Most data types in the [Serde data model](https://serde.rs/data-model.html) are supported. The encoding consists of each encoded value separated by a deliminator (a colon `:` by default). Integers, floats, and byte arrays are encoded in hexadecimal while strings are left as is in UTF-8. Full details are listed in the documentation in the `ser` module.

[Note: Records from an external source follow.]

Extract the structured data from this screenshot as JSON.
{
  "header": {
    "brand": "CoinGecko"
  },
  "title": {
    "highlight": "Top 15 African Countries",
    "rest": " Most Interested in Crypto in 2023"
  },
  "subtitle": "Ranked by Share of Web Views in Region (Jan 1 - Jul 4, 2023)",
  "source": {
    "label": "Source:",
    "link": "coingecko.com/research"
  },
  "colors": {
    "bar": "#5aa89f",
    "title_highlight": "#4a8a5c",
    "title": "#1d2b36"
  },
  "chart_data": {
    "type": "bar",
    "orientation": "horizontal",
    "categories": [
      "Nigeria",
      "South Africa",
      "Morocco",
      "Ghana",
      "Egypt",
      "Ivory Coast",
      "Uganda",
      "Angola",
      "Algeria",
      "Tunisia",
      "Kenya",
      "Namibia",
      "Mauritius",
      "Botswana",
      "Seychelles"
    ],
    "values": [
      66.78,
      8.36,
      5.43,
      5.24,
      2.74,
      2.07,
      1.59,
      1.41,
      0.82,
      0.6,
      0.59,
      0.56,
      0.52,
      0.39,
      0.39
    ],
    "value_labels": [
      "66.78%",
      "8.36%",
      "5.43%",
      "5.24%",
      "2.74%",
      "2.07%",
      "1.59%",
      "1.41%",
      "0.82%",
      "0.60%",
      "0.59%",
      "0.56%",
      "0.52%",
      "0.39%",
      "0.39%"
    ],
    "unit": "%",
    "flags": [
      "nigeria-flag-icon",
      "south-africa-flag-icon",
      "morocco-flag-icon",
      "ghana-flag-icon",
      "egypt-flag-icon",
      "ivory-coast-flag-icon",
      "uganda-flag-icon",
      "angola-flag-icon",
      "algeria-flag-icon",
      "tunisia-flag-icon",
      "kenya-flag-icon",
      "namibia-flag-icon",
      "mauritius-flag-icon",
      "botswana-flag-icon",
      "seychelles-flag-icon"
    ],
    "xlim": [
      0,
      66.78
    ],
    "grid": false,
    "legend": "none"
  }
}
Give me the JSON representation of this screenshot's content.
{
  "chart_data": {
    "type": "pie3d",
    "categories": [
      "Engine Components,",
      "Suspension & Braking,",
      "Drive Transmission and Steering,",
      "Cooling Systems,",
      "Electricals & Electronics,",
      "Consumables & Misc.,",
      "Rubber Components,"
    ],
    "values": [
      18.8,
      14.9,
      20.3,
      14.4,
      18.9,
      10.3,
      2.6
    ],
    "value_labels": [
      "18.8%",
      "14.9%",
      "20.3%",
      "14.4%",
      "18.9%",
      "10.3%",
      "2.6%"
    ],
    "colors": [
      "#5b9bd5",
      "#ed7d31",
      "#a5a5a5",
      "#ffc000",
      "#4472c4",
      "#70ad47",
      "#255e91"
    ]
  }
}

Note that the encoding is not self-describing, that is, types are not encoded within the format.
## Quick start
Remember to add `strkey` to your Cargo.toml first.
```rust
let serialized = strkey::to_vec(&("account", 1234u32))?;
assert_eq!(&serialized, b"account:000004d2");
let deserialized = strkey::from_slice::<(&str, u32)>(&serialized)?;
assert_eq!(deserialized.0, "account");
assert_eq!(deserialized.1, 1234);
```
More complicated schemas can be modelled: (Enable the [`derive` feature](https://serde.rs/derive.html) in serde if needed.)
```rust
use serde::{Serialize, Deserialize};
#[derive(Debug, PartialEq, Eq, Serialize, Deserialize)]
struct AccountId {
domain: String,
user_id: u32,
}
let serialized = strkey::to_vec(&(
"account",
AccountId {
domain: "abc".to_string(),
user_id: 1234,
},
))?;
assert_eq!(&serialized, b"account:abc:000004d2");
let deserialized = strkey::from_slice::<(String, AccountId)>(&serialized)?;
assert_eq!(&deserialized.0, "account");
assert_eq!(
&deserialized.1,
&AccountId {
domain: "abc".to_string(),
user_id: 1234
}
);
```
## Contributing
If you have any issues or features, please use the GitHub Issues and Pull Request sections.